The Emergency Medical Assistants (EMA) Licensing Board is required to regulate the first responder and paramedic professions to ensure the public is protected. The Emergency Health Services Act empowers the EMA Licensing Board to investigate complaints regarding paramedics and first responders.
Types of complaints include:
- A paramedic or first responder has incompetently carried out their duties.
- A paramedic or first responder has breached the terms and conditions on their licence.
- A paramedic or first responder has breached the EMA code of ethics.
- A paramedic or first responder has a health ailment, impairing his/her ability to practice safely.
Have a concern about a first responder or paramedic?
The EMA Licensing Board receives complaints about the conduct or competence of first responders and paramedics from patients and their families, employers, colleagues and the criminal justice system. They may also receive complaints alleging that a first responder or paramedic has a health ailment impairing their ability to practice safely.
When you have a concern about a first responder or paramedic, we recommend:
- You contact the EMA Licensing Board.
- You consider pursuing the matter with the employer of the first responder or paramedic.
How to Make a Complaint to the EMA Licensing Board
Anyone may make a complaint regarding the conduct or competence of a first responder or paramedic that is licensed in British Columbia by contacting our office at firstname.lastname@example.org.
If the board determines that your complaint is not within its jurisdiction, you will receive a letter explaining this, including information about other forums that may be more appropriate for your complaint.
How to Make a Complaint to the British Columbia Emergency Health Services Corporation
The British Columbia Emergency Health Services Corporation (BCEHS) is responsible for the British Columbia Ambulance Service, and they are committed to putting patient needs first. For more information, please see the Provincial Health Services Authority Compliments and Complaints process.
For EMAs: What happens if a complaint is made against me?

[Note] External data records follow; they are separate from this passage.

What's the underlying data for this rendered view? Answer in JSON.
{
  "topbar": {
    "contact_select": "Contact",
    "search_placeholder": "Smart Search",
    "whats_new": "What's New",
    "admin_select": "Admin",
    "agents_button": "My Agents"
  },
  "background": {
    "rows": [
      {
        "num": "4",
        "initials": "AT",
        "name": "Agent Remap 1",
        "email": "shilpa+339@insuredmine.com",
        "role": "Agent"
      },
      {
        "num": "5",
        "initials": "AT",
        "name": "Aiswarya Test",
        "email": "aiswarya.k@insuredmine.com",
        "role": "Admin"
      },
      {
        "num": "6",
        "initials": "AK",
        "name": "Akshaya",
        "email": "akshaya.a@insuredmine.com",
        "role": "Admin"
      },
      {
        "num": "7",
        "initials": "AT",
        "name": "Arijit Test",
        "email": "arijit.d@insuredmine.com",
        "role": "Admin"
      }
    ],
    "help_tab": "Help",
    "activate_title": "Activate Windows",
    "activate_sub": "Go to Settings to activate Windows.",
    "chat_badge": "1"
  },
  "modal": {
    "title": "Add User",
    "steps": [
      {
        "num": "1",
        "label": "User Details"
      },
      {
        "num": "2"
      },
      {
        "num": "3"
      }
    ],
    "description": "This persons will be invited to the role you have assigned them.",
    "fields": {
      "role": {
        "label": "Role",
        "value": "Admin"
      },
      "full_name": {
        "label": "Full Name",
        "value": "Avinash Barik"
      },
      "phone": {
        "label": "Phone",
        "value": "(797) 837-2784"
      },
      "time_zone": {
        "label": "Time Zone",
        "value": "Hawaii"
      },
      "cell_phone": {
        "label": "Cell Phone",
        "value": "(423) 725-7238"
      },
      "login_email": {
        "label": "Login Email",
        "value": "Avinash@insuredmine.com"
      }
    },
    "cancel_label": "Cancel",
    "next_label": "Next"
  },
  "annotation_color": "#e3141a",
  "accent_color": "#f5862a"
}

If a complaint is made against you, the board will send you a letter asking you to submit your account of the incident. The board will then review your response and the original complaint.
If the board determines no further action is required, the board will close your complaint file and send you a letter notifying you of its decision.
If the board determines further action is required, it may refer the complaint to the Investigation Committee and you may be contacted by the committee for additional information.
The complaints process flow chart can be found here.
Role of the Investigation Committee
The Investigation Committee is appointed by the board and acts independently. The board refers complaints to the committee for investigation as necessary.
The committee conducts an investigation of the complaint and reports its findings to the board. Based on the findings, the committee will recommend a hearing if it is warranted.
In accordance with the Complaint, Investigation and Hearing Procedure Rules, Part 1 (PDF, 26KB), the Investigation Committee is comprised of at least three people – one must be a physician and one must be a person who represents the paramedic community.
Current Investigation Committee members
- Dr. Peter MacDonald, emergency room physician, chair
- Robbin Norgren, paramedic advisor, ACP, member
- Lisa Constable, RN, BScN, MSN, member
- Jeff Miller, FR advisor, EMA FR, member
What if I want someone to represent me to the board?
You may appoint a representative in accordance with the board’s policy on a representative (PDF, 192KB). The board will only discuss your case with a third party if you submit the Authorization of Representative form (PDF, 264KB) to email@example.com. Your representative may be present during the complaint investigation but may not speak on your behalf.
The board has the right to deal directly with you if it is of the opinion that your representative is not working in your best interest or is obstructing the process.